Review of Oz

Oz (1997–2003)
Do NOT pass go, do not travel down this "Yellow Brick Road"...
2 February 2000
Warning: Spoilers
...if what you want is the usual depiction that passes for prison life in a dramatic format. No SHAWSHANK REDEMPTION here, folks, no benevolent GREEN MILE guards or saintly supernatural inmates. OZ tells it like it is, and baby, it ain't pretty.

Using at times a sense of hyper-realism, (in the narrations of the excellent Harold Perrineau, who serves as the show's conscience and Greek chorus), OZ shows us both the profane and profound aspects of prison life that we good, law-abiding citizens don't like to think about. We have the "authorities" to take care of that, don't we?

Exceptional art, no matter what the medium, has the ability to move us, make us think, make us feel both things we embrace and things we reject. The power this show has to polarize viewers into two different camps--love it or hate it--is proof enough that Tom Fontana and Barry Levinson, the forces behind HOMICIDE: LIFE ON THE STREETS, have fashioned something we haven't seen the likes of in a very long time.

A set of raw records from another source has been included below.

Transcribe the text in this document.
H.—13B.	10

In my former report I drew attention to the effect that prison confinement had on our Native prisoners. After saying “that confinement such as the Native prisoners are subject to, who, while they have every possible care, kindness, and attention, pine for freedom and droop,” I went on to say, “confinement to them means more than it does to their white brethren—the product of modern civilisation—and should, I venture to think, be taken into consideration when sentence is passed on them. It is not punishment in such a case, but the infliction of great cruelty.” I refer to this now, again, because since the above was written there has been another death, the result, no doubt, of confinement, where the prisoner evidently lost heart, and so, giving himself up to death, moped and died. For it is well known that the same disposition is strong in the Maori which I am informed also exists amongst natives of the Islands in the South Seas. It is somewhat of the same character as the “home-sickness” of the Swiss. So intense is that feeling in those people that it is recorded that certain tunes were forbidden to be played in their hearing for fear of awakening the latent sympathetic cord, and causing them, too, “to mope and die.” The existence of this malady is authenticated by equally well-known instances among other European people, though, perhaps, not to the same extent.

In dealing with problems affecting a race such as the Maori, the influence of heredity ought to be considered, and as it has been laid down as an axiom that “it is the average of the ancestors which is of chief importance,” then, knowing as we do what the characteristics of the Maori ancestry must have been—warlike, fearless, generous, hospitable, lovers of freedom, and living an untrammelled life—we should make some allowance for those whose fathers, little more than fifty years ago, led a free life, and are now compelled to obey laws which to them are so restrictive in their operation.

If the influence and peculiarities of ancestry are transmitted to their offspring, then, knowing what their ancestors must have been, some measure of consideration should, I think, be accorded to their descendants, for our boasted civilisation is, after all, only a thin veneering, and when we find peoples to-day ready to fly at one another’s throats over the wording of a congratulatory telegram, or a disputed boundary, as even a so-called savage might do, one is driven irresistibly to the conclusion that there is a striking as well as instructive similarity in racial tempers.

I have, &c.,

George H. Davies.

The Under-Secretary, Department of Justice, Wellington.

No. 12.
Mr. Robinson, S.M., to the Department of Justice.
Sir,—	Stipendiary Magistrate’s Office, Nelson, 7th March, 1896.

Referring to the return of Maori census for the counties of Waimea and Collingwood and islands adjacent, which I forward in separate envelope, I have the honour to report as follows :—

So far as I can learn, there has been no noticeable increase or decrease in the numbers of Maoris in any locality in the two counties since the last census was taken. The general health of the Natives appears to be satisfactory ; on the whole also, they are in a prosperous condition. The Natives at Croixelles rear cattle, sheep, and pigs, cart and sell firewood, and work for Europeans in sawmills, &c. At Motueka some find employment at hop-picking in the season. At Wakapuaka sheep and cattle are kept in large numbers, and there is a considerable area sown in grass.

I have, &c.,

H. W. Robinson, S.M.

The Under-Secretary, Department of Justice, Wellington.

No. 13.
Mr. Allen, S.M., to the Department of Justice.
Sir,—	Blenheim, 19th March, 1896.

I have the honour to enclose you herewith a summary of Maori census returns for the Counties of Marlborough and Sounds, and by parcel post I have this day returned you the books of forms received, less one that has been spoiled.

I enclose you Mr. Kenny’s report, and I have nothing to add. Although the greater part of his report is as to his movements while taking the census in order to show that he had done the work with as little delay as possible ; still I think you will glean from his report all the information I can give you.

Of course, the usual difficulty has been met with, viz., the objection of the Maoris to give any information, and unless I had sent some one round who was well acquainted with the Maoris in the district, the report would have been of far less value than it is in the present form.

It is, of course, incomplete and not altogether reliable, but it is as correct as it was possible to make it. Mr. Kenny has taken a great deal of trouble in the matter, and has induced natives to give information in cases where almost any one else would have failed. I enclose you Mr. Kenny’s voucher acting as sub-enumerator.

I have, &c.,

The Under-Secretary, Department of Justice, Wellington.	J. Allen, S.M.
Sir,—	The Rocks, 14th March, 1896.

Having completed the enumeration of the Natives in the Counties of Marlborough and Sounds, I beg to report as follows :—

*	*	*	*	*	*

I would strongly suggest that anyone who has not yet seen it give it a try, if you have HBO. Then I dare you to tear yourself away from it. It's rare television that makes you sit up, take notice, and actually care about even the minor characters in an ensemble such as this, no matter how heinous their crimes, or how street-and-battle-hardened their exteriors.

Augustus Hill, Simon Adebisi, Tobias Beecher, Vern Schillinger, Chris Keller, Jefferson Keane, Ryan O'Reilly, Kareem Said, Nino Schibetta, Bob Rebadow, Tim McManus, Warden Leo Glynn, Sister Peter-Marie, Father Ray, Officer Diane Wittlesey and all the others will imprint themselves on your memory and stay there, until you can't wait to find out what happens next.

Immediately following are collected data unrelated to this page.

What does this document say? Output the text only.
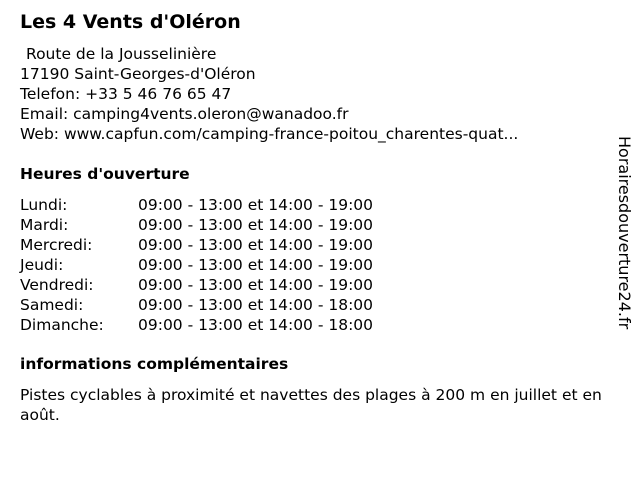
Les 4 Vents d'Oléron
Route de la Jousselinière
17190 Saint-Georges-d'Oléron
Telefon: +33 5 46 76 65 47
Email: camping4vents.oleron@wanadoo.fr
Web: www.capfun.com/camping-france-poitou_charentes-quat...
Heures d'ouverture
Lundi:	09:00 - 13:00 et 14:00 - 19:00
Mardi:	09:00 - 13:00 et 14:00 - 19:00
Mercredi:	09:00 - 13:00 et 14:00 - 19:00
Jeudi:	09:00 - 13:00 et 14:00 - 19:00
Vendredi:	09:00 - 13:00 et 14:00 - 19:00
Samedi:	09:00 - 13:00 et 14:00 - 18:00
Dimanche:	09:00 - 13:00 et 14:00 - 18:00
informations complémentaires
Pistes cyclables à proximité et navettes des plages à 200 m en juillet et en août.
Horairesdouverture24.fr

A blend of black humor and outright horror, cutting commentary and the basest brutality, it is one of the very few shows being done now that can reveal the most majestic qualities of the human spirit. The ongoing struggle to resist surrendering to impulses and urges that cause the evil that men do, in the one place you would least expect to find any light--in a sea of human misery and darkness.